Le sort des territoires chinois dépend également de l'évaluation qui a été faite. Si la Chine a combattu le Japon fasciste, elle a le droit de restituer tous les territoires que le Japon lui a expropriés. Y compris le retour de Taiwan. Taiwan. Le fait que Taïwan soit devenu un refuge pour le haut Kuomintang, qui a perdu le pouvoir en Chine pendant la guerre civile, ne lui donne pas le droit d'exister indépendamment. D'autant plus que la République chinoise de Taïwan n'est toujours pratiquement pas reconnue par qui que ce soit dans le monde. Ce sont les dirigeants chinois qui ont insisté sur une Chine unifiée pendant toute la période d'après-guerre. Les États-Unis s'y sont vigoureusement opposés pendant toutes ces années. Et si la Chine est l'alliée de la Russie, pourquoi ne pas reconnaître son droit à la réunification de tous les territoires, au moins au niveau des concepts historiques ? Et en retour, nous pouvons amener les dirigeants chinois à reconnaître le droit de la Crimée et du Donbass à faire partie de la Fédération de Russie. Au niveau du concept historique, en tout cas.

 

N'oublions pas les revendications de la Corée à l'égard du Japon fasciste. Les Coréens, bien que faisant partie de l'Empire japonais, étaient également considérés par les Japonais comme des créatures de seconde zone. Ils ont été privés de beaucoup de terres et de capitaux, exclus de l'administration publique et soumis à l'assimilation. Les femmes coréennes ont été recrutées de force dans les "postes de réconfort" japonais. Des millions de Coréens ont été soumis au travail forcé pendant les années de guerre. Cependant, les Japonais n'ont pas été traduits en cour martiale en Corée, et aucune réparation n'a été versée par les occupants. Les tentatives visant à soulever cette question en Corée du Sud sont contrecarrées de toutes parts par les élites dirigeantes actuelles, dont beaucoup de membres ont acquis leur richesse pendant l'occupation japonaise.

 

Le fait de mettre la question des crimes fascistes japonais en Corée à l'ordre du jour des chercheurs russes et de la lancer dans les médias pourrait certainement empêcher les États-Unis de constituer un bloc militaro-politique uni contre la Russie et la Chine en Asie.

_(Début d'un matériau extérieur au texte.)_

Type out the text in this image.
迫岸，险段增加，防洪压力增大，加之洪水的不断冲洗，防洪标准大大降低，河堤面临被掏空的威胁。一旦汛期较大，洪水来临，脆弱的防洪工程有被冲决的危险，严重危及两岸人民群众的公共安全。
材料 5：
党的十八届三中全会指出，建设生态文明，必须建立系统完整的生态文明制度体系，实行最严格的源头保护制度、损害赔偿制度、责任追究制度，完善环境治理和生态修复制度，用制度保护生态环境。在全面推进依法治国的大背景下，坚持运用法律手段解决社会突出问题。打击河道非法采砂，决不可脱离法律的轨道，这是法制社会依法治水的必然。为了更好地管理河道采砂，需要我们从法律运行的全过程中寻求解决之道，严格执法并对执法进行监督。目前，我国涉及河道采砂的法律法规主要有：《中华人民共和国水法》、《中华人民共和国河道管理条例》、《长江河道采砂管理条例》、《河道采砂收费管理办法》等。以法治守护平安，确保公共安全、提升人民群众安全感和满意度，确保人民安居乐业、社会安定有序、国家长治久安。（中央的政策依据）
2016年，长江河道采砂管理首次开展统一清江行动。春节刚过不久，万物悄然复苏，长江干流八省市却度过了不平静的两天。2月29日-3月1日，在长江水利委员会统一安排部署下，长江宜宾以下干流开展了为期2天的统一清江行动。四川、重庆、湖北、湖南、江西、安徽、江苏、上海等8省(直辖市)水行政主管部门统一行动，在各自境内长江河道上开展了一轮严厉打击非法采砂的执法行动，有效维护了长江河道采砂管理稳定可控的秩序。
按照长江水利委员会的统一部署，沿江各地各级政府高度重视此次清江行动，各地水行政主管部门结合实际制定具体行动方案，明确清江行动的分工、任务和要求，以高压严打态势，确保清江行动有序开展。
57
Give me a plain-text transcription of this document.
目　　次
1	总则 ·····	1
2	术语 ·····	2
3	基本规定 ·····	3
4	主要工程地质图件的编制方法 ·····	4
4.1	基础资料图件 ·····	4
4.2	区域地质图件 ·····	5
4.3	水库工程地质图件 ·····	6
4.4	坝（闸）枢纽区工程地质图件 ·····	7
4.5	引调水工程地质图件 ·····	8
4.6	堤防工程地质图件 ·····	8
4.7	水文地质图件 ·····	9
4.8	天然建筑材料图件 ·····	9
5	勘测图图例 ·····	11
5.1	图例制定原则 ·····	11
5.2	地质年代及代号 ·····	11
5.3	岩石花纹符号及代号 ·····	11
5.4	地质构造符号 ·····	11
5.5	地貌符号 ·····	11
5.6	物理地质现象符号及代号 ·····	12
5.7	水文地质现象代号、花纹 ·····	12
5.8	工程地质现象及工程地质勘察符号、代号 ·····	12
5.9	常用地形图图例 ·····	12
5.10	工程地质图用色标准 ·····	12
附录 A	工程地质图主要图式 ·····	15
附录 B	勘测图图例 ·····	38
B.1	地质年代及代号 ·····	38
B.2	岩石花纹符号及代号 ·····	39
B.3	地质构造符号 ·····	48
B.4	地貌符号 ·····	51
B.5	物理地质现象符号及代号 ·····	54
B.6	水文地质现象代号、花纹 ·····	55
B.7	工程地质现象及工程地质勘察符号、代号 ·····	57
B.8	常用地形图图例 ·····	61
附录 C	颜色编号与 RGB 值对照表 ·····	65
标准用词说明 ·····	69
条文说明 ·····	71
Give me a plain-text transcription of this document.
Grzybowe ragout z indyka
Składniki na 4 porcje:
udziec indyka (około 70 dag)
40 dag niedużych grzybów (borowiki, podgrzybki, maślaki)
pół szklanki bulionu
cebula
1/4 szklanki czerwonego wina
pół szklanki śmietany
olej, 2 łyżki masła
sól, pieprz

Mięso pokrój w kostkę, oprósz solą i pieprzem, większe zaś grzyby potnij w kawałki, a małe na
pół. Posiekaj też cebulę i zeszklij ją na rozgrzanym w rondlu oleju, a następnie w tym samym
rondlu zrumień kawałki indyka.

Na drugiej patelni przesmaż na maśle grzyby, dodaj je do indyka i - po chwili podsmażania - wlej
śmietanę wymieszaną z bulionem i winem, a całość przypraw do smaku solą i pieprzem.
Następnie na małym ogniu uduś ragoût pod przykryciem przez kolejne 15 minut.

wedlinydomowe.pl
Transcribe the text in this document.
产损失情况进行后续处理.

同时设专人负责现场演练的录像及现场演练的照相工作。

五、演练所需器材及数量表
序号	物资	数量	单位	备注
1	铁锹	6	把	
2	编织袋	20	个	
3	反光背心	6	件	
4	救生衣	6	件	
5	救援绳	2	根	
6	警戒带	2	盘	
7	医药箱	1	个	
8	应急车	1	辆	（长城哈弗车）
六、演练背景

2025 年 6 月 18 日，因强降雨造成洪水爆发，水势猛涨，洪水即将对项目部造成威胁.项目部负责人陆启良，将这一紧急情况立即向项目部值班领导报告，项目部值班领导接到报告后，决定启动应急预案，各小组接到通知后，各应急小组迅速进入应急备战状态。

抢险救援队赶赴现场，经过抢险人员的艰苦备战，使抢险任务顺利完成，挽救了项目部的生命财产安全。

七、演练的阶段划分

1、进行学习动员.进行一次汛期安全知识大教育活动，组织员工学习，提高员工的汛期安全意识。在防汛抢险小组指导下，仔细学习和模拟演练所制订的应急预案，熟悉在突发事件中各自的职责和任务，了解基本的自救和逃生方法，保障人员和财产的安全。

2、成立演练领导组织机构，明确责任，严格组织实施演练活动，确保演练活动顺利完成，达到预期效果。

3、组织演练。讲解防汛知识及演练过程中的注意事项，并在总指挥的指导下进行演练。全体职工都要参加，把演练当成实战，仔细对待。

Et combien d'autres possibilités intéressantes s'ouvrent lorsque de nouvelles approches de la recherche sur l'histoire et les formes contemporaines du fascisme asiatique sont correctement utilisées ?

 

 

Aleksandre Gaponenko

 

Alexandre V. Gaponenko (né en 1954) est président de la branche balte du Club d'Izborsk.

 

Traduit du russe par Le Rouge et le Blanc avec DeepL.